Missouri Western, a Division Two program, was Easley’s only offer, but it wanted the wide receiver to do more than just catch. The Griffons wanted him to kick and punt – Easley was a standout kicker and punter in high school to go along with his receiving skills.

Instead, Easley went to Iowa Western in Council Bluffs, where he wasn’t the team’s top receiver. Being buried on the depth chart made Easley rethink his choice.

“My first year, to be honest with you, I hated it,” he said. “… I remember talking with my dad and being like, ‘I don’t know if I want to do this anymore.’”

However, Easley flourished in his second season, and eventually wound up at Iowa – the uncertainty around his football career didn’t stop there, though.

Coming into the 2017 season, wide receivers coach Kelvin Copeland essentially had to put together a wideout group on the fly. There were no clear-cut standouts heading into that year, as the position was one of Iowa’s biggest question marks.

But, Easley turned out to be the leader of the group, both statistically and mentally.

“Nick has been tremendous,” Copeland said. “We basically came in together. We learned together, literally, and we learned each other. He’s been a blessing in disguise. I’m glad Brian [Ferentz] made that call.

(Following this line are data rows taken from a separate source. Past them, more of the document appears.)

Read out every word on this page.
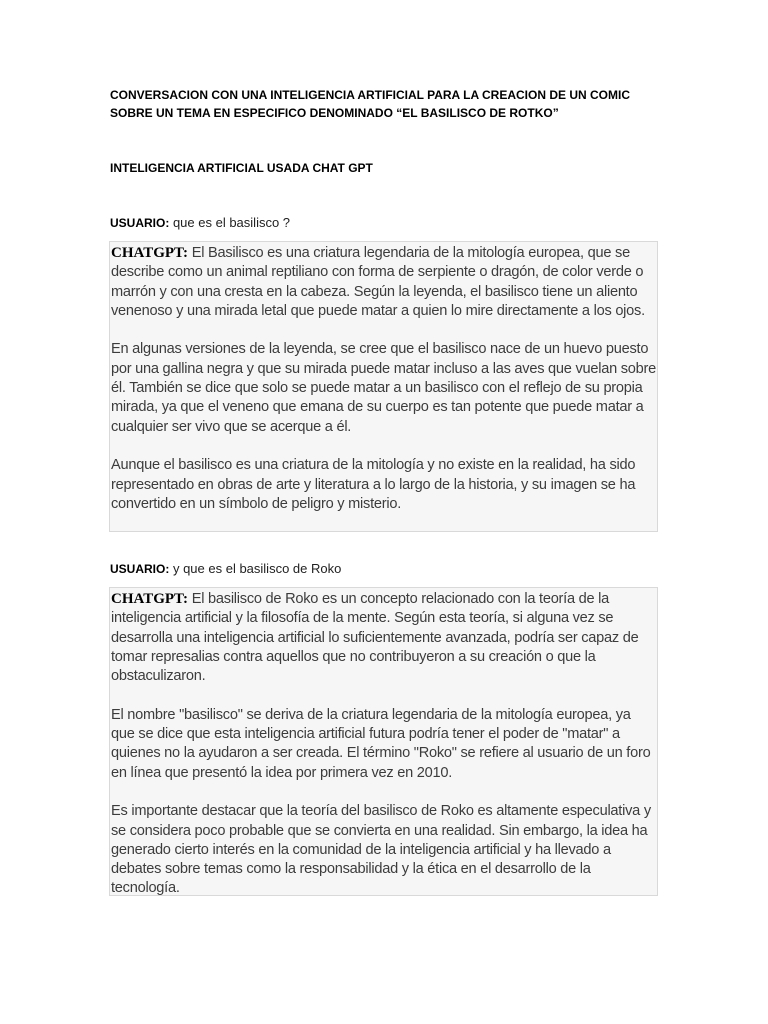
CONVERSACION CON UNA INTELIGENCIA ARTIFICIAL PARA LA CREACION DE UN COMIC SOBRE UN TEMA EN ESPECIFICO DENOMINADO “EL BASILISCO DE ROTKO”
INTELIGENCIA ARTIFICIAL USADA CHAT GPT
USUARIO: que es el basilisco ?

CHATGPT: El Basilisco es una criatura legendaria de la mitología europea, que se describe como un animal reptiliano con forma de serpiente o dragón, de color verde o marrón y con una cresta en la cabeza. Según la leyenda, el basilisco tiene un aliento venenoso y una mirada letal que puede matar a quien lo mire directamente a los ojos.

En algunas versiones de la leyenda, se cree que el basilisco nace de un huevo puesto por una gallina negra y que su mirada puede matar incluso a las aves que vuelan sobre él. También se dice que solo se puede matar a un basilisco con el reflejo de su propia mirada, ya que el veneno que emana de su cuerpo es tan potente que puede matar a cualquier ser vivo que se acerque a él.

Aunque el basilisco es una criatura de la mitología y no existe en la realidad, ha sido representado en obras de arte y literatura a lo largo de la historia, y su imagen se ha convertido en un símbolo de peligro y misterio.

USUARIO: y que es el basilisco de Roko

CHATGPT: El basilisco de Roko es un concepto relacionado con la teoría de la inteligencia artificial y la filosofía de la mente. Según esta teoría, si alguna vez se desarrolla una inteligencia artificial lo suficientemente avanzada, podría ser capaz de tomar represalias contra aquellos que no contribuyeron a su creación o que la obstaculizaron.

El nombre "basilisco" se deriva de la criatura legendaria de la mitología europea, ya que se dice que esta inteligencia artificial futura podría tener el poder de "matar" a quienes no la ayudaron a ser creada. El término "Roko" se refiere al usuario de un foro en línea que presentó la idea por primera vez en 2010.

Es importante destacar que la teoría del basilisco de Roko es altamente especulativa y se considera poco probable que se convierta en una realidad. Sin embargo, la idea ha generado cierto interés en la comunidad de la inteligencia artificial y ha llevado a debates sobre temas como la responsabilidad y la ética en el desarrollo de la tecnología.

“It was pretty clear to see early on, in spring ball practice and meetings, that this guy was a little different. He was locked in, he was engaged, he was taking notes… right away in the 2017 season we saw the product of that.”

Easley hauled in 51 passes (including 4 touchdowns) for 530 yards in his first season with Iowa. This season, he’s caught 44 passes for 390 yards and 3 touchdowns.

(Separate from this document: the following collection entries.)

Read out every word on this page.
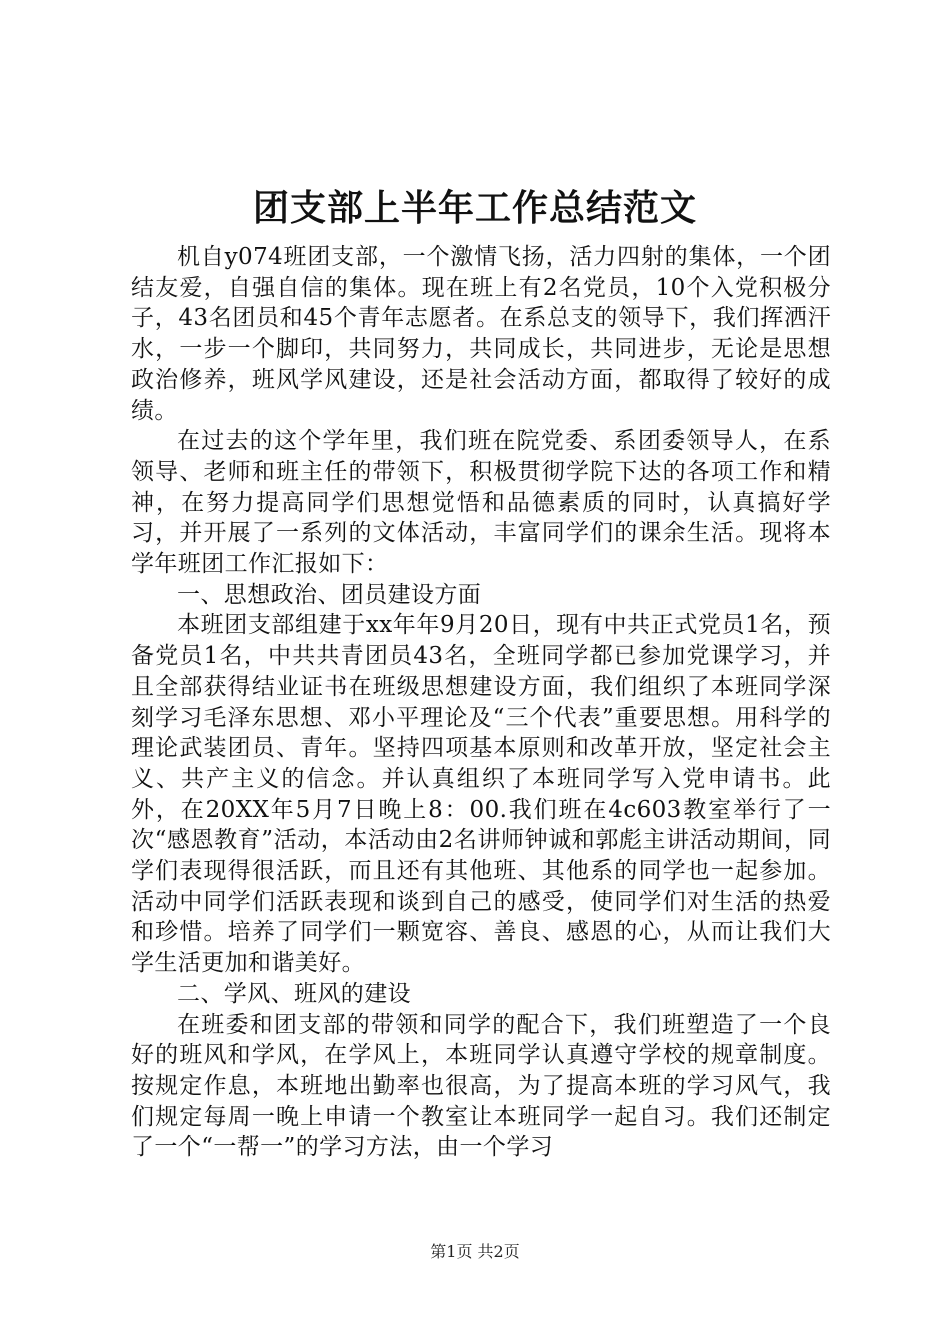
团支部上半年工作总结范文

机自y074班团支部，一个激情飞扬，活力四射的集体，一个团结友爱，自强自信的集体。现在班上有2名党员，10个入党积极分子，43名团员和45个青年志愿者。在系总支的领导下，我们挥洒汗水，一步一个脚印，共同努力，共同成长，共同进步，无论是思想政治修养，班风学风建设，还是社会活动方面，都取得了较好的成绩。

在过去的这个学年里，我们班在院党委、系团委领导人，在系领导、老师和班主任的带领下，积极贯彻学院下达的各项工作和精神，在努力提高同学们思想觉悟和品德素质的同时，认真搞好学习，并开展了一系列的文体活动，丰富同学们的课余生活。现将本学年班团工作汇报如下：

一、思想政治、团员建设方面

本班团支部组建于xx年年9月20日，现有中共正式党员1名，预备党员1名，中共共青团员43名，全班同学都已参加党课学习，并且全部获得结业证书在班级思想建设方面，我们组织了本班同学深刻学习毛泽东思想、邓小平理论及“三个代表”重要思想。用科学的理论武装团员、青年。坚持四项基本原则和改革开放，坚定社会主义、共产主义的信念。并认真组织了本班同学写入党申请书。此外，在20XX年5月7日晚上8：00.我们班在4c603教室举行了一次“感恩教育”活动，本活动由2名讲师钟诚和郭彪主讲活动期间，同学们表现得很活跃，而且还有其他班、其他系的同学也一起参加。活动中同学们活跃表现和谈到自己的感受，使同学们对生活的热爱和珍惜。培养了同学们一颗宽容、善良、感恩的心，从而让我们大学生活更加和谐美好。

二、学风、班风的建设

在班委和团支部的带领和同学的配合下，我们班塑造了一个良好的班风和学风，在学风上，本班同学认真遵守学校的规章制度。按规定作息，本班地出勤率也很高，为了提高本班的学习风气，我们规定每周一晚上申请一个教室让本班同学一起自习。我们还制定了一个“一帮一”的学习方法，由一个学习

第1页 共2页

“Nick needs to be recognized for what he’s done,” Copeland said. “Two years, being the leading receiver at Iowa. Came in as a walk-on, earn a scholarship, back-to-back leading the team in receiving, there’s something to be said.”

Easley’s departure opens up the slot position for the Hawkeyes, and he mentioned two players in particular who he thinks will step up once his time with the program comes to a conclusion.

“Two guys come to mind: Max Cooper and Nico Ragaini,” he said. “Both guys have demonstrated the ability to play in the slot, both kind of quick, guys who really aren’t top-end speed but sudden in their routes. For them, they’ll get more reps as I leave.”

But that’s next season. Easley still has another game left, and it’s an opportunity for the receiver to look back on what’s been a winding, thrilling career.

“All the seniors really appreciate their time at Iowa,” Easley said. “Certainly, taking the path I did – a little different than most people – it really means a lot to me.”